2008 2.0: Mortgage Rates Skyrocket

2008 2.0: Mortgage Rates Skyrocket

Deja Vu: Biden’s America Reliving 2008

(LibertySociety.com) – On June 15, the Mortgage Brokers Association (MBA) released a report stating that mortgage rates on 30-year fixed loans jumped to 5.78%, their highest level since 2008. MBA Associate Vice President of Economic Industry and Forecasting, Joel Kan, said mortgage applications increased despite the jump, but home refinancing efforts were 70% below last year’s levels. The increase may have those who remember what happened in the housing market in 2008 a bit concerned about their property values.

Fixed-Rate Mortgages

Although banks offer many different types of mortgages across the country with their own associated interest rates, the most sought-after home loan is a fixed-rate mortgage. With this type, the interest rate on the loan will stay the same over the life of the obligation, typically 15 or 30 years.
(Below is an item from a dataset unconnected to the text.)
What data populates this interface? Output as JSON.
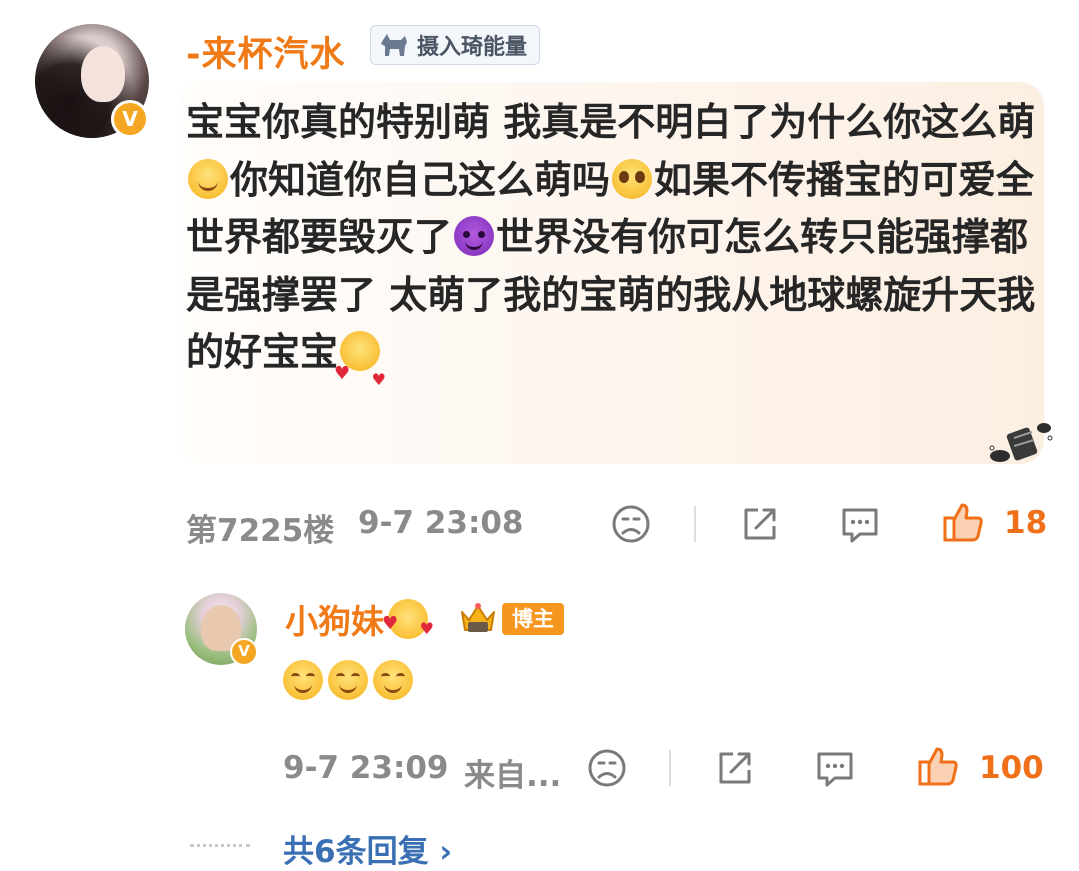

The payment consistency makes these loans an attractive choice for borrowers who don’t want the uncertainty of their rates being affected by the ups and downs of the market.

Why Are Rates Going Up?

Although mortgage rates hovered around 2% to 3% for 2020 and 2021 as the government did all it could to stimulate the flailing economy during the COVID-19 pandemic, high inflation rates have since pushed the Fed to take drastic measures. Recently, the Bureau of Labor Statistics (BLS) reported inflation rates for May at a whopping 8.6%, signaling to the Federal Reserve that they needed to make moves to bring that number down.

Since mortgage rates follow Treasury yields, which increased in response to inflation, the Fed may need to quicken the pace of interest rate hikes, according to Kan. The Fed most recently raised short-term interest rates by .75%, the largest jump since 1994. Essentially, the government is making it more expensive to borrow money, bringing down demand, and, hopefully, prices.

2022 vs. 2008

In 2006, banks liberally lent out subprime mortgages to borrowers who ultimately couldn’t continue to make payments on their homes. This failure led to the housing bubble crash in 2008 and subsequent stock market crash and recession. Mortgage rates for 30-year fixed loans that year were around 6.03%. This year isn’t exactly like 2008, though, as banks are being more stringent than they were in the past in regards to lending practices.

In 2022, supply and demand issues coupled with low interest rates during the pandemic led to home prices skyrocketing. With inflation continuing to climb, many analysts believe a recession is on the horizon. In fact, if the Fed overcorrects with regard to interest rates, Portfolio Manager at Janus Henderson Investors, Jason England, stated the US “could slip into recession,” proving it’s a delicate balance.